[time-nuts] Brooks Shera

David Kirkby david.kirkby at onetel.net
Fri Dec 21 20:30:26 UTC 2012


On 21 December 2012 18:11, Chris Albertson <albertson.chris at gmail.com> wrote:
> I think whatthis says is that if you've worked hard to make a design
> available to others and you don't intend to sell it commercially,
> PUBLISH the details, the design files and the source code.   Yes I
> kknow it is never "good enough" for others to see.  But in reality it
> is likely better than what 99.9%  of others can do.

I agree if you don't want to sell it, then make it public, even if it
is not "finished"

That said, some of the ****  code that people release, and gets
circulated annoys me.  Take a look at this unix shell script,

http://boxen.math.washington.edu/home/kirkby/bad-code/sympow-1.018.1.p7/src/Configure

or the C code in the same directory

http://boxen.math.washington.edu/home/kirkby/bad-code/sympow-1.018.1.p7/src/


But another issue is that sometimes people DO want to make money from
their code. In that case, they want to keep it secret (as Bruce did).
But I supect in many cases they would probably agree to it being made
public in the event of their death or them becoming incapacitated.
Code like Bruch wrote is unlikely to be commerically useful to his
family, so he might as well make it public. But it may be too late.
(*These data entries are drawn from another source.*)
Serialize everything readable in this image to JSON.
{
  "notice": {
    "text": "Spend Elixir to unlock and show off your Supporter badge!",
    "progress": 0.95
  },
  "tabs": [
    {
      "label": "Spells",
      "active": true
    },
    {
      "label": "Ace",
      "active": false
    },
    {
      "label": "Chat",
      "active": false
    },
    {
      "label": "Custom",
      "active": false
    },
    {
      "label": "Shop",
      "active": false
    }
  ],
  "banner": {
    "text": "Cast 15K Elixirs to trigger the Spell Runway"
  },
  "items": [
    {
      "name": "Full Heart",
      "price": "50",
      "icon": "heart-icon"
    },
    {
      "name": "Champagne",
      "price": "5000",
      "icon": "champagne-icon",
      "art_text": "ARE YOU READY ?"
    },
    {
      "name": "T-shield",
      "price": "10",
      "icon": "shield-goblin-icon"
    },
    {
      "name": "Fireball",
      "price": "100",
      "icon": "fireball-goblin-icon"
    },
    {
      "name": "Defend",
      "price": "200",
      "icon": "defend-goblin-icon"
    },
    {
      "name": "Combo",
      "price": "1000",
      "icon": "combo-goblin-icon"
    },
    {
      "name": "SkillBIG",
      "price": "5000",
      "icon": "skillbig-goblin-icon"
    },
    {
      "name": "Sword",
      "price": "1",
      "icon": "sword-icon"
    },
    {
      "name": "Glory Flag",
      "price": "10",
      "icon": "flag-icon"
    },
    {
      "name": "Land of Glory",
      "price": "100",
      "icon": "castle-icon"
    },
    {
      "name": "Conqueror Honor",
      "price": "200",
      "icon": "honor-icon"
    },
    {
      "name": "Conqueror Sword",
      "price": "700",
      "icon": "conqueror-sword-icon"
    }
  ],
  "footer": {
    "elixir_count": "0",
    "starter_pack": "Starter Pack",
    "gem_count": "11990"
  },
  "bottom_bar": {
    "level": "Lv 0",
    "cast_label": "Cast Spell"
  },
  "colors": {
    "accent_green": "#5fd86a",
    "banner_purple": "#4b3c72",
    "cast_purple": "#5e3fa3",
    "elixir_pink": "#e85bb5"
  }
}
I wonder if there is a technical solution to this. You encrypt your
secret source code, giving the encrypted code to anyone that wants it.
You give 3 people you trust part of the decryption key. Any two parts
are sufficient to decrypt the code. Would something like that be
acceptable to individuals that make money from code, but don't
realistically believe it will survice commerically without them.